Pour expliquer ce qui s’est passé, une version qui semble avoir une certaine crédibilité est que Prigojine pensait initialement que sa prise initiale de Rostov persuaderait Poutine, qu’il croyait être encore un ami proche, d’agir contre Choïgou et Guerassimov. Mais son plan a été contrarié par le fait que Choïgou, qui se trouvait à Rostov, a réussi à fuir la ville et à rendre compte directement à Poutine, ce qui a mis à mal la thèse de Prigojine. Après cela, Poutine a changé radicalement de langage, accusant son ami de trahison à la télévision d’État. Cela a poussé Prigojine à lancer sa «Marche pour la justice». Le changement d’avis soudain de Poutine, qui a autorisé Prigojine à s’exiler au Bélarus, et la retraite de Prigojine semblent avoir suivi l’intervention du gouverneur de la région de Tver, ancien chef de la garde du Kremlin et autre ami proche de Poutine, qui pourrait avoir soutenu certaines des critiques de Prigojine à l’égard des chefs de l’armée. Poutine a assuré à Prigojine, dont il avait ordonné l’arrestation pour trahison, que les charges seraient abandonnées et qu’il s’occuperait de la situation au sein de la direction de l’armée.

Il convient toutefois de souligner que cette version fait partie d’un certain nombre de «théories du complot». Elle est largement spéculative et pourrait donc s’avérer inexacte au fur et à mesure de l’apparition d’informations supplémentaires.

Quoi qu’il en soit, même si le Kremlin a réussi à éviter une crise existentielle pour l’instant, cette dernière journée a porté un coup sérieux à la crédibilité du Kremlin. Elle a porté atteinte à l’image d’invincibilité de Poutine. Jusqu’à présent, il était considéré comme le garant de la stabilité au sein de l’élite dirigeante, s’appuyant et manœuvrant entre différentes sections pour garder le contrôle. Aujourd’hui, l’un de ses enfants préférés – Prigojine – a sérieusement secoué le bateau. On ne sait toujours pas ce que contient le petit texte de l’accord avec Prigojine, mais il est désormais probable que Poutine devra contrôler les actions de Choïgou et de Guerassimov, s’il veut éviter de nouvelles révoltes.

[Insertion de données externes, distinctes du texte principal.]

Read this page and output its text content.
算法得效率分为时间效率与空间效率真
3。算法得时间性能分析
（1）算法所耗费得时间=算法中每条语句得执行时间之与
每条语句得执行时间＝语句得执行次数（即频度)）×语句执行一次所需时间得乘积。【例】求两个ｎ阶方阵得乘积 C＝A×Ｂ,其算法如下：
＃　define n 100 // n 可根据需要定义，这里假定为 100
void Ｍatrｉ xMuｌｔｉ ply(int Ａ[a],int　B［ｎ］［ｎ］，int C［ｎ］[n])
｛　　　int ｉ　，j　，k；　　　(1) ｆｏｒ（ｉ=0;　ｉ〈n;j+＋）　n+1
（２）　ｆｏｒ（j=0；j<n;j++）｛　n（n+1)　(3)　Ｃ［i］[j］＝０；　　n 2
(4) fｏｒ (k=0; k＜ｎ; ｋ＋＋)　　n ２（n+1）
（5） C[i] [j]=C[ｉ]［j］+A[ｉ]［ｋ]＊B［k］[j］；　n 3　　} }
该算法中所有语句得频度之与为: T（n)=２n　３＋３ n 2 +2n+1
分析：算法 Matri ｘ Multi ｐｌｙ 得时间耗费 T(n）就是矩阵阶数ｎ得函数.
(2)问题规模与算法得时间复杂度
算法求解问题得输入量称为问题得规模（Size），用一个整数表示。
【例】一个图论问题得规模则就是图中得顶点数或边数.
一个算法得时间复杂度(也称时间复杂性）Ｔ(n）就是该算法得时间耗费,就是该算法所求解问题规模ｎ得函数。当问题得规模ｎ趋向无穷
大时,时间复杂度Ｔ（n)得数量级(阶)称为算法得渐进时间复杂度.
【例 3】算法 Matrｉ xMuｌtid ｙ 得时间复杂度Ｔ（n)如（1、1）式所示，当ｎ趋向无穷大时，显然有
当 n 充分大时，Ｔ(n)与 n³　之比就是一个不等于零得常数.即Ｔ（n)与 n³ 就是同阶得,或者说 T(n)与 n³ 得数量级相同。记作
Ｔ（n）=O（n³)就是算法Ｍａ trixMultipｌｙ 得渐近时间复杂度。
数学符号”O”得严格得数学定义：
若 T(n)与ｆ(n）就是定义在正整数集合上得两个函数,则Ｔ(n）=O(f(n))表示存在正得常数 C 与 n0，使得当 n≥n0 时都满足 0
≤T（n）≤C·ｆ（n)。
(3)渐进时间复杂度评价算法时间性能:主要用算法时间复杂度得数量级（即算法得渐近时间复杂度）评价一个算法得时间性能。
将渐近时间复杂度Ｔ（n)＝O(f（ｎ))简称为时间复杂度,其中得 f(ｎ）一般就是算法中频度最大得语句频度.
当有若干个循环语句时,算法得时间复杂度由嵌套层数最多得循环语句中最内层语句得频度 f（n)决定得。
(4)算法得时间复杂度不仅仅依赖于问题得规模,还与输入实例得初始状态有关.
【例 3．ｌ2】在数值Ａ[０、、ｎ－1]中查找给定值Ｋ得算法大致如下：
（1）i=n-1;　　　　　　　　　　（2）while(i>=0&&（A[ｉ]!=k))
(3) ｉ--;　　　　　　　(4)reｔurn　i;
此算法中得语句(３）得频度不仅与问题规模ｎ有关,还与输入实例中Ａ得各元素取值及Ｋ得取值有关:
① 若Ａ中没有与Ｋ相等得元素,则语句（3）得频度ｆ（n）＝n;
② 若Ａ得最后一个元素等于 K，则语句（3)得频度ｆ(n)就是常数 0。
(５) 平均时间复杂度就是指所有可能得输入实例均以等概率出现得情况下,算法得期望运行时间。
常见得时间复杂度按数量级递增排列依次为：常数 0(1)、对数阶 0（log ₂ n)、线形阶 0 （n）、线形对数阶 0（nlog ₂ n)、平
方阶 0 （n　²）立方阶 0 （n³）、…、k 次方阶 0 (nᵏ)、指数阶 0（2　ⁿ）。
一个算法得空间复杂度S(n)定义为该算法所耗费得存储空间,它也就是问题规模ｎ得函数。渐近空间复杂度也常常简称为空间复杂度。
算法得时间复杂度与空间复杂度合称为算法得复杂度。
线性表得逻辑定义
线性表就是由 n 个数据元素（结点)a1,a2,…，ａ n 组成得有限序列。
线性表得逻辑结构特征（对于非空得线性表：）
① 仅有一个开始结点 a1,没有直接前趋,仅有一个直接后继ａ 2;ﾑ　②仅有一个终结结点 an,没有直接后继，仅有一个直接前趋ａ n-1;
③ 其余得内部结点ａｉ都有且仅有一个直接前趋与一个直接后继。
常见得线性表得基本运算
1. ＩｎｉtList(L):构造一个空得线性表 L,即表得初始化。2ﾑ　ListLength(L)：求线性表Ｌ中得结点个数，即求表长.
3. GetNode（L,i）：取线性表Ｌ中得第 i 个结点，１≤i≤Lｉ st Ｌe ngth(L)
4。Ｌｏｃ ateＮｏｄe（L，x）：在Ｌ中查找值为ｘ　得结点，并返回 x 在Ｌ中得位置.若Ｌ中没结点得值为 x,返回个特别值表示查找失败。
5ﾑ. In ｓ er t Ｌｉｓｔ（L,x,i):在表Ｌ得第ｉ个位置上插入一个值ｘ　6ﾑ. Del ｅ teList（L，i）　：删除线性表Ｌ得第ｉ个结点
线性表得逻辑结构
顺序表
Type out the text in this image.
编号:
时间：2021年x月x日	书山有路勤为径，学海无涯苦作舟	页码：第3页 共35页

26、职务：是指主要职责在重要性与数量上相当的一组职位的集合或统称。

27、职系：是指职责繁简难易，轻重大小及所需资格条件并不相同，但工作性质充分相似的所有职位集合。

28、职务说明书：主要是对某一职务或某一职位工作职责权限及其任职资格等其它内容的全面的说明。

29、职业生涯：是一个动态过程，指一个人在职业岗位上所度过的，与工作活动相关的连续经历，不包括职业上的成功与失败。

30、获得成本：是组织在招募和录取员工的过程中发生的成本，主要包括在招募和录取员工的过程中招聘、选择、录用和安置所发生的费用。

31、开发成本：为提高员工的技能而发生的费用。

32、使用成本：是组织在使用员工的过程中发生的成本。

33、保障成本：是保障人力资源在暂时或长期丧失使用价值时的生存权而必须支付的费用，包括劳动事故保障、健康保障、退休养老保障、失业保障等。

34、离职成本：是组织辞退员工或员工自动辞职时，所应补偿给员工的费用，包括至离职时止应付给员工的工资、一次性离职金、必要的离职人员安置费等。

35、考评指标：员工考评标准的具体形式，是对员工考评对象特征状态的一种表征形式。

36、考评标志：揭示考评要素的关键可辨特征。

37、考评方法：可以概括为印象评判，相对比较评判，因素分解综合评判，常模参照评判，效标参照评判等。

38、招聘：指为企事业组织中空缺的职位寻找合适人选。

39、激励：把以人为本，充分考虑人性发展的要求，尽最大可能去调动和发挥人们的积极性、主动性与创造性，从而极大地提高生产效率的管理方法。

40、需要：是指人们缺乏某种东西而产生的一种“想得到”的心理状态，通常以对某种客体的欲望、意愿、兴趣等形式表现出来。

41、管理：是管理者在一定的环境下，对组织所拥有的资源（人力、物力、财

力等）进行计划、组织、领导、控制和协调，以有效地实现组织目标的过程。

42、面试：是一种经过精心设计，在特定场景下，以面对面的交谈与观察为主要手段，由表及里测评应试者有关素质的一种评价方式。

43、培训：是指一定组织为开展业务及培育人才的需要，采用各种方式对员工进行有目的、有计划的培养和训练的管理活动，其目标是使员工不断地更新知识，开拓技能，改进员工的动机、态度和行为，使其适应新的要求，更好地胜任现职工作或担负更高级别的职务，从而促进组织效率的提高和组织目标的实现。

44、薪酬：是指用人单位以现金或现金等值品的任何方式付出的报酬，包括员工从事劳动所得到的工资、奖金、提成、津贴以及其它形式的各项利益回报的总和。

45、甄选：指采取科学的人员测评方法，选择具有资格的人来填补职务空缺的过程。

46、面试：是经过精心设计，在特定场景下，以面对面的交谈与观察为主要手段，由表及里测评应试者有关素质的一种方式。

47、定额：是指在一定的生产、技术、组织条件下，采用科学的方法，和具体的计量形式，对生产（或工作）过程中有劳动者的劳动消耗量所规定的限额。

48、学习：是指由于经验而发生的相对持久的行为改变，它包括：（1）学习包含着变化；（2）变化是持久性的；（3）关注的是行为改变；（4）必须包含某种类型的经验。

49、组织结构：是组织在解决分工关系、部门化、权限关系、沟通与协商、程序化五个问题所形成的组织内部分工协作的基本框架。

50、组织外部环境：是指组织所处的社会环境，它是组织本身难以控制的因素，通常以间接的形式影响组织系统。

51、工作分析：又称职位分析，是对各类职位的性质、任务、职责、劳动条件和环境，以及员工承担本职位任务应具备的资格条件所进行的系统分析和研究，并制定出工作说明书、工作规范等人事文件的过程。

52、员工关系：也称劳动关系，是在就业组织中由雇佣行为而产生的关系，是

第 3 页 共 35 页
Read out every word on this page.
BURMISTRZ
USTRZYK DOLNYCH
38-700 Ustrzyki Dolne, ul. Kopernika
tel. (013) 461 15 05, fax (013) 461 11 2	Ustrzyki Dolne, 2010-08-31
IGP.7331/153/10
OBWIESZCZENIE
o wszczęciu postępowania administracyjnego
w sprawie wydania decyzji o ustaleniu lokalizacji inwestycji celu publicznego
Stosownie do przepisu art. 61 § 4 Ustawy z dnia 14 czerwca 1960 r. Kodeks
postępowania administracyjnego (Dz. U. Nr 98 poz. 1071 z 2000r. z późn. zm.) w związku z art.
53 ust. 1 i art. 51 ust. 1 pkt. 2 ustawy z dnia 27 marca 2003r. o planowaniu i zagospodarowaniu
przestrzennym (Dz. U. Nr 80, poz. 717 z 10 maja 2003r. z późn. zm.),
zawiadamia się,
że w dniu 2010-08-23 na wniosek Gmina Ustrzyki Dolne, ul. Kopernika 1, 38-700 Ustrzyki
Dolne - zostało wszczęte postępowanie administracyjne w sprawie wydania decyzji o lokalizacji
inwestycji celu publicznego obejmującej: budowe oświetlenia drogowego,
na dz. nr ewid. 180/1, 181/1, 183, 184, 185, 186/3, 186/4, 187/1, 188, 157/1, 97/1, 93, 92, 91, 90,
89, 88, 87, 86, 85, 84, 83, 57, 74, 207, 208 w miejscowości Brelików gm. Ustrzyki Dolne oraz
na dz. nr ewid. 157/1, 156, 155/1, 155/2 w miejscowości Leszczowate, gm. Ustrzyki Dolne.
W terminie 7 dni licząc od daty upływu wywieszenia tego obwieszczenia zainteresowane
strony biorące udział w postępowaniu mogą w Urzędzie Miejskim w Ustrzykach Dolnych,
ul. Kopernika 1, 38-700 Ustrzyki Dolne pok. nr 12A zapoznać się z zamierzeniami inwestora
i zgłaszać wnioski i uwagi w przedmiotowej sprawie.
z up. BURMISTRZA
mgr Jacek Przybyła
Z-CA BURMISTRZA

La mutinerie a également nui aux actions de l’armée russe en Ukraine. Outre le fait qu’elle a remonté le moral des forces ukrainiennes, alors que l’armée russe commençait à retirer ses forces de l’est de l’Ukraine, prêtes à s’opposer à Prigojine, l’armée ukrainienne a annoncé de nouveaux gains, encore modestes, dans son offensive. Elle a continué à encercler Bakhmut et s’est emparée de la ville de Krasnohorivka, une banlieue de Donetsk qui était contrôlée par les forces russes depuis 2014.

Si Prigojine avait réussi à atteindre Moscou et qu’une fusillade s’était déclenchée, cela laissait entrevoir l’éclatement du pays en factions belligérantes, dans une guerre civile aux multiples facettes. Le chef tchétchène Kadyrov avait déjà envoyé son armée, déclarant qu’il reprendrait Rostov à Prigojine. Cette déclaration aura suscité l’inquiétude dans les capitales du monde entier.

L’impérialisme occidental souhaite voir l’impérialisme russe repoussé à l’intérieur de ses frontières, mais craint une répétition des années 1990 lorsque, après la restauration du capitalisme, la région est devenue un foyer de seigneurs de la guerre et de conflits ethniques. Le régime chinois semble lui aussi s’abstenir de tout commentaire, sans doute préoccupé par le danger d’une telle instabilité chez son plus grand voisin. Il n’appréciera pas que le dirigeant de son principal partenaire stratégique soit perçu comme de plus en plus affaibli sur la scène mondiale. Aujourd’hui, les puissances impérialistes s’interrogent sur les conséquences du recul de Wagner pour d’autres pays, notamment sur le continent africain où les mercenaires de Wagner sont particulièrement actifs.

L’affaiblissement de l’autorité de Poutine se traduira à un moment donné par une augmentation de la politisation des Russes. Il est essentiel que cela serve à argumenter et à construire une alternative internationaliste et socialiste aux bellicistes capitalistes corrompus actuels et à leur régime.